Traditionally smaller players like Full Flavour tend to buy an “all-or-nothing” service for international connectivity and struggle to prioritise bandwidth for specific traffic, says Archer.

“The issue is that a lot of international traffic is not high priority and once the pipe fills up, everything slows down. We want to make sure we have a lot of capacity available for high priority traffic,” he says.

USE gives Full Flavour’s business customers a direct link to cloud providers such as Amazon Web Services (AWS), meeting increasing demand for cloud services, says Archer.

Residential customers meanwhile can enjoy fast access to video streaming and gaming services, with little or no buffering or latency issues.

The service also means Full Flavour can better compete with larger ISPs, who are able to solve bandwidth constraints by buying massive amounts of capacity, says Archer.

“They don’t necessarily let customers pick and choose which services get the highest priority, so this lets us compete against the bigger providers and in some cases even deliver a better service,” he says.

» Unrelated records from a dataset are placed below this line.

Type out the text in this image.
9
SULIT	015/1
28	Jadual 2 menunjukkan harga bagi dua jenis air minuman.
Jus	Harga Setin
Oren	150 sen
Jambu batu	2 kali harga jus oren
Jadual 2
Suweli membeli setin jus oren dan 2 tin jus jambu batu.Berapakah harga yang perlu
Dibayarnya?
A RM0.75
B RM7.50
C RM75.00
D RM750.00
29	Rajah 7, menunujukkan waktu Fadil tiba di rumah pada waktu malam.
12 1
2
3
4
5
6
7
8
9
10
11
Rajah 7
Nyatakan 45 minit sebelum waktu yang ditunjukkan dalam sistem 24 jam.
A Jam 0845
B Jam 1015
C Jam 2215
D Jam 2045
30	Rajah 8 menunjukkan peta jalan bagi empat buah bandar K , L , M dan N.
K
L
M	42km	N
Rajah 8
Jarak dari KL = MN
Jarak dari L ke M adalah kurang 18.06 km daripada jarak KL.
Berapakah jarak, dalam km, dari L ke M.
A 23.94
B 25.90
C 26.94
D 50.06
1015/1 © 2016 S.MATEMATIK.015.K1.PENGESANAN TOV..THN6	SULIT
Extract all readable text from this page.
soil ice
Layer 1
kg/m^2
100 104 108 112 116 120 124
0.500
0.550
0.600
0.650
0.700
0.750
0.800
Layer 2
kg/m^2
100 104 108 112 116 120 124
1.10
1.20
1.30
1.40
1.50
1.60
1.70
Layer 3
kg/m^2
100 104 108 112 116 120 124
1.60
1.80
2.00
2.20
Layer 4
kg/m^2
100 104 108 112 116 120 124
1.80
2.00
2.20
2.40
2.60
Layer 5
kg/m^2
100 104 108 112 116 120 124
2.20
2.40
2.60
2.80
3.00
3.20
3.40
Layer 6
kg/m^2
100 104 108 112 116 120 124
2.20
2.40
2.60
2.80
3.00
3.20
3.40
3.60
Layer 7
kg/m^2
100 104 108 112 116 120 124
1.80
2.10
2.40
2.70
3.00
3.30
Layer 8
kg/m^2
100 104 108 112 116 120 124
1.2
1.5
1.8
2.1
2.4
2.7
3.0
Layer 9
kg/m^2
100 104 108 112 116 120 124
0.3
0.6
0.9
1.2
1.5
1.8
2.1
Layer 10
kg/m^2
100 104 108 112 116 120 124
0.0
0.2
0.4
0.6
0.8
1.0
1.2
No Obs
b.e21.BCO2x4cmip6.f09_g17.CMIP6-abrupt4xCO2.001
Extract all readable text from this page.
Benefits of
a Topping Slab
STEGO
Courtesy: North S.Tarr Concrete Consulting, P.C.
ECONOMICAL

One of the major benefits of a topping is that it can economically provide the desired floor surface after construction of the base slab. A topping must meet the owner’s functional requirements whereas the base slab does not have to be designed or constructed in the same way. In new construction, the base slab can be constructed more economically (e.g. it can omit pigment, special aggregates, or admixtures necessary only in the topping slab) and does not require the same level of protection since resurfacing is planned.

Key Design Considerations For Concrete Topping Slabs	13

Full Flavour focusses predominantly on providing fibre services and aims to offer the best possible speeds, which Vibe’s service enables, says Archer.

The company is also a wholesale customer of Vibe’s Auckland Sydney Exchange (ASE) – a Layer 2 or 3 peering service between Sydney and Auckland launched in 2013.

“We have been on ASE since September last year and have been very happy with that, so asked Vibe if they could get us in California.”

Establishing its own presence in the US forms part of Vibe’s ambition aim to challenge the status quo of network communications in New Zealand, says Murphy.

“We want to be innovative and always find creative ways to solve our customers’ problems, he says. In June 2013, Vibe launched New Zealand’s first Amazon Web Services (AWS) Direct Connect service and was also the leading retail service provider to offer UFB fibre services in Masterton, Palmerston North and Taupo.

Vibe plans to extend its network further even this year, by establishing point-of-presence in Asia in the coming months.

Full Flavour is a customer of Vibe Communications and purchases both it's Sydney and California peering services.

Great being able to offer "UFB speeds" outside of the domestic network.